Two anarchists who’d been involved in the confrontation with the Nazis were explaining what happened to a group of very inebriated hipster types. The hipsters thought the whole thing was hilarious. The very distressed anarchists tried to explain that it wasn’t a joke, that Nazi attacks are very scary, that they were talking about physical violence… One of the hipsters rolled his eyes and replied that they were ‘missing the point’.

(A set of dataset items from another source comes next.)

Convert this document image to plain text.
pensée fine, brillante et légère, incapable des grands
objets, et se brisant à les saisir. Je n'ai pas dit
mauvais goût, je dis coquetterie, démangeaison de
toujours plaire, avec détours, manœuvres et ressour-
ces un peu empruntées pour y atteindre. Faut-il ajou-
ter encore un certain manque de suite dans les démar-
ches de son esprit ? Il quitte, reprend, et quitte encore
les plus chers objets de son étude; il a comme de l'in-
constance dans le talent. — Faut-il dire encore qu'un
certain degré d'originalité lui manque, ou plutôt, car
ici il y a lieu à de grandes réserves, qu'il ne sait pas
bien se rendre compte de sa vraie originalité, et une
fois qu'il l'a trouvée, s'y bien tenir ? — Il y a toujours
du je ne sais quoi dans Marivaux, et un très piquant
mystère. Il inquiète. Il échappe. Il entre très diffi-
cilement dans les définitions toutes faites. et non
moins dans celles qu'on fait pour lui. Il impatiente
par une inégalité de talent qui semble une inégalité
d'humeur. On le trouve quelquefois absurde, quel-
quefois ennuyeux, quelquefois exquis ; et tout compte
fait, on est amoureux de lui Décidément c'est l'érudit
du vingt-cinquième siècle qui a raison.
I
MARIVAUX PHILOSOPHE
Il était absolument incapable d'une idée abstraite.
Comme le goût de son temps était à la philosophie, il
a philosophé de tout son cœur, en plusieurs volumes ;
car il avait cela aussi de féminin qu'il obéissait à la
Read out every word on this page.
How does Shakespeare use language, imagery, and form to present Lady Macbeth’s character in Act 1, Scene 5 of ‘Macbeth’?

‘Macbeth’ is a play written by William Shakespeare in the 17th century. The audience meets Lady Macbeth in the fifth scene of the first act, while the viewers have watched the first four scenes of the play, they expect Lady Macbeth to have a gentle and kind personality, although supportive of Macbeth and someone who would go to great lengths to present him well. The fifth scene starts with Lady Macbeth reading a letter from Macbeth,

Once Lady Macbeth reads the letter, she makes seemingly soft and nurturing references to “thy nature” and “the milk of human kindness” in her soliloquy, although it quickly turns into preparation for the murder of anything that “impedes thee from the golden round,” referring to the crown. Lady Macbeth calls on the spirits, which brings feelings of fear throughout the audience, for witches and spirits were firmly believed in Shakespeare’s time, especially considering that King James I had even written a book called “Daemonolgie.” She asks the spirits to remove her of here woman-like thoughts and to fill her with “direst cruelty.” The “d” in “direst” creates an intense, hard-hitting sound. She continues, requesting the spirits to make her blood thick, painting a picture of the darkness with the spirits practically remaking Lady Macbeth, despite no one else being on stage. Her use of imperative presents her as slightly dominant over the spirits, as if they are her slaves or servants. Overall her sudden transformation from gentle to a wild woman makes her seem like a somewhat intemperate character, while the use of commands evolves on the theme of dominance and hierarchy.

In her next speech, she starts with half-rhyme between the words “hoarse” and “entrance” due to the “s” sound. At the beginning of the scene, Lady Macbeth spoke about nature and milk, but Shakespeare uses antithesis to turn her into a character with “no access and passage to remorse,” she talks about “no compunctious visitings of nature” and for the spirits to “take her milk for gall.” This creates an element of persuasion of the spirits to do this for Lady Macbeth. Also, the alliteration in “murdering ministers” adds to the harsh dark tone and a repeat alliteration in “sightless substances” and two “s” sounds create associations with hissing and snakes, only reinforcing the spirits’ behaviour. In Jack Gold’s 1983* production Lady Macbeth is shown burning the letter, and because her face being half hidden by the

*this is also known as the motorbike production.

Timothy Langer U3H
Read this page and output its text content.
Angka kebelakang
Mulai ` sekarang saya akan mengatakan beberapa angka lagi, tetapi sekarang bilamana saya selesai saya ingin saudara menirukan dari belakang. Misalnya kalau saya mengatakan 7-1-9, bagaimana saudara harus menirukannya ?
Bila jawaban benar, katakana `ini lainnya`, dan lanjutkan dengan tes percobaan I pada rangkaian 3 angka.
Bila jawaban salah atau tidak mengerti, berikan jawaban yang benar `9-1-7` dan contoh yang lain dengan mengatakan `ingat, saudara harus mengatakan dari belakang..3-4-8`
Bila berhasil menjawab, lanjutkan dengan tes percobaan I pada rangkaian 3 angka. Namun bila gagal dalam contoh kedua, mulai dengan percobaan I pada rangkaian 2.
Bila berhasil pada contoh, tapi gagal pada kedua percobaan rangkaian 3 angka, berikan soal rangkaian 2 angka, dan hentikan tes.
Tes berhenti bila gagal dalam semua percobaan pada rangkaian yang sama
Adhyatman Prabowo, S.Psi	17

This whole interaction was very revealing. It made me think about how to someone who’s always led a privileged existence – who has class privilege, and White privilege, who has no direct family history of not having that privilege – violence and oppression are completely theoretical. Being beaten up by Nazis is just an interesting anthropological experience. It’s easy to see the irony in violence when it’s not being targeted at you. It’s easy to intellectualise oppression when it’s not being perpetrated towards you. To these kids racist violence is something you see in movies and read about in books, so it’s no wonder they couldn’t take it seriously when it actually happened in front of them.

The whole thing made me angry and depressed, because if you can’t get people to stand up against something as blatant and obvious as neo Nazis beating people up on the street, how can you get them to stand up against more subtle, less visible forms of oppression, like the ones perpetrated by the state? How the hell do you make people see that violence and oppression aren’t fairy tales or interesting plot devices. It’s a real thing that people live with, it impacts people’s freedom to live their lives as they like. Minimising it is a fucked up thing to do because it’s not glamorous and novel, it’s scary and the trauma of living with that fear is something too many people carry with them.

It was quite a lot to absorb in one wine addled night. It’s scary enough being faced with the reality of neo Nazi violence, but on top of it having it dismissed by other people, that’s the thing that really terrifies me.